Pure dispenses calm to launch novel hybrid retail concept

Independent CD Marc Stoiber helps with the rebranding of a new kind of pharmacy, combining medicinal, homeopathic and naturopathic products.
Pure 4

Spas and pharmacies don’t have a ton in common. Sterile white, clinical smells and overcrowded shelves tend to be closer descriptors of Canadian pharmacies than the zen-like oasis of your typical spa. But Bob Mehr, owner of three-year-old, B.C.-based Pure Pharmacy, wants to provide customers with a different experience.

Mehr’s rebrand is based on combining the three methods of pharmacy: medicinal, homeopathic and naturopathic. Tapping an underserved niche, the store is targeting the baby boomer who wants the best of all worlds, and it will carry a wider range of products, including homeopathic remedies and items typically found in health food stores, as well as regular pharmacy wares. It will also have experts from all three fields of pharmacology on hand to answer questions and help customers navigate unfamiliar terrain.

The pharmacy category in Canada is dominated by major chains offering exclusive products, killer loyalty programs and one-stop convenience. So designing a unique retail experience is smart positioning. And as the niche retail market is growing, experiential design is key to entry.

Inspired by similar concepts in the U.S., Mehr brought on independent creative director and consultant Marc Stoiber to recreate the traditional-looking pharmacy top to bottom. They’ll begin rolling out the new store design in the brand’s three existing locations in March.

“We have the grey tsunami happening,” says Stoiber, “and [baby boomers] are being proactive, getting informed and taking things into their own hands. In North America, 95% of health care spend is on curing sickness. Only 5% is on actually encouraging wellness. This [store] is tapping into that sentiment that people want to switch gears from waiting till they get sick and then curing themselves.”

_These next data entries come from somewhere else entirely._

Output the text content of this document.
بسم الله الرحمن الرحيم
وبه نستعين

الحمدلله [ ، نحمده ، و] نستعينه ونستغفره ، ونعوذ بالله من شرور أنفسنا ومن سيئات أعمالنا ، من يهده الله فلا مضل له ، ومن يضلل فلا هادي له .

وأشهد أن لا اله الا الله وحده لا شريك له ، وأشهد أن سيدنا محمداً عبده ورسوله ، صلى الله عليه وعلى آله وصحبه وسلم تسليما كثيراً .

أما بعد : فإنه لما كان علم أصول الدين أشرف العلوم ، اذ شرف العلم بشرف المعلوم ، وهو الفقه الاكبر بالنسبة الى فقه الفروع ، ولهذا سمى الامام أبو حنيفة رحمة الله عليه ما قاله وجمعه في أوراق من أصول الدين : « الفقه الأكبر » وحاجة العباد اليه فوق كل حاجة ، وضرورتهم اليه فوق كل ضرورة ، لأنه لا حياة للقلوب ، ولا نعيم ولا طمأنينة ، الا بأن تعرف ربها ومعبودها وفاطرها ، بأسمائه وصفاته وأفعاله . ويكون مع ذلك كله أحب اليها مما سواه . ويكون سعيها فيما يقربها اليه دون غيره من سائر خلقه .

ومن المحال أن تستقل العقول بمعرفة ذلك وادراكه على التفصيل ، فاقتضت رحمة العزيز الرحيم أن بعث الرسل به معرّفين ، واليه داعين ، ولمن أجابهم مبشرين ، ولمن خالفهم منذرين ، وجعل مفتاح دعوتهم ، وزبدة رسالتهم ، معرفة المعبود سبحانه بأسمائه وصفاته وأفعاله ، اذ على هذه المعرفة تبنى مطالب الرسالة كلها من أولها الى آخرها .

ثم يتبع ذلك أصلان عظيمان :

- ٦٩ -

This is an established model in Europe and an emerging one in North America, says Stoiber. The integrated pharmacy model has a wide presence in Germany and France, while a similar concept called Pharmaca has been popping up at a rapid pace across the southern U.S. In Canada, few locations exist combining all three types of treatment, and none are models that could be rolled out among multiple stores on a wider scale, says Stoiber. It was a niche market waiting to be tapped, but one he predicts will grow and expand across Canada as more seniorstake control over their own health.

Getting people into the stores will be a slow build, as promotion will be limited to store flyers, says Stoiber. Driving customers into the store, and away from the “grocery store model” of pharmacy, will largely be a grassroots effort, as word-of-mouth spreads, he says.

Once a customer is in store, the big challenge will be to not overwhelm them. Based on research, they found that people are intimidated by their surroundings if they don’t often patronize health food stores, and vice versa for pharmacies. In order to bridge that gap, Stoiber says everything about the store, from the layout and signage to the décor and teal blue and white palette, has been designed to create a calming spa-like atmosphere with the focus on the customer’s health. For example, the first thing customers see is the teal blue pharmacy sign and counter at the back. “So right when the person walks in, they know we’re in the business of health,” says Mehr.

A consultation area, with comfy couches, is tucked into an alcove that can be closed off for privacy, allowing customers to freely discuss health options – whether medicinal, homeopathic or naturopathic.

“We want to talk to them about their diet, nutrition and stress levels. We want to see if there are any other ways we can help,” Mehr says. “We want to look at the patient as a whole.”